My mind flashed suddenly to a picturesque little town, a cottage with a bursting garden, a collage of blossoms of all varieties and hues. Shaking my head to dissolve the image, I turned back to the cereal.
"Oh, nothing important."
There were four hundred pairs of eyes fixed on me and only a flimsy ten feet of air shielding me from their scrutiny. For a split second, I couldn’t remember why I was standing there. What had ever possessed me? I was the quiet girl, the one who sat in the back of the classroom and filled the pages of her notebook with the words she would never say out loud. Maybe my poems were meant to stay safely tucked in those pages, away from prying eyes and harsh judgements. But then out of the corner of my eye I saw a flash of yellow. A yellow daffodil? When I turned to look, it was only Mrs. Montgomery's garish yellow sweater. I took a deep breath, steeling myself, and began to speak, unleashing the words from the sheltered grasp of my notebook.
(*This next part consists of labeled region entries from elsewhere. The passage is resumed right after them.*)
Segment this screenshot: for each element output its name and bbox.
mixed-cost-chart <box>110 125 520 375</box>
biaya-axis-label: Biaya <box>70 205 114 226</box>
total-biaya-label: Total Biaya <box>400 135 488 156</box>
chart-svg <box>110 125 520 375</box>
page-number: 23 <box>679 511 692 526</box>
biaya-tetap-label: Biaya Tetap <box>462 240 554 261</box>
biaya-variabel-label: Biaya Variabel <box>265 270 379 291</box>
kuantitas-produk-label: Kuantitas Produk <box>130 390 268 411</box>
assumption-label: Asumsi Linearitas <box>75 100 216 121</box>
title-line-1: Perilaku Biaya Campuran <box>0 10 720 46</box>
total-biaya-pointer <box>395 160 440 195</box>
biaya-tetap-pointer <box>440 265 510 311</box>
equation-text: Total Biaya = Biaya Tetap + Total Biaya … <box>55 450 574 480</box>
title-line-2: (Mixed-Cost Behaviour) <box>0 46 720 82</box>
A particularly insistent robin chirping outside the window nudged the keeper of the wish garden out of bed early. Picking up her watering can, she ambled somewhat anxiously out to the garden. As hard as she tried to be unbiased, she inevitably found herself secretly leaning toward certain fragile blooms, rooting for their survival. This little yellow daffodil was one of those. Raising the water can, she began to pour, following the glistening drops as they tumbled toward the flowers. Finally she forced herself to look at the ground. A smile crept across her face. There it was: a yellow daffodil, standing up tall, its sunny petals opened proudly to greet the morning light.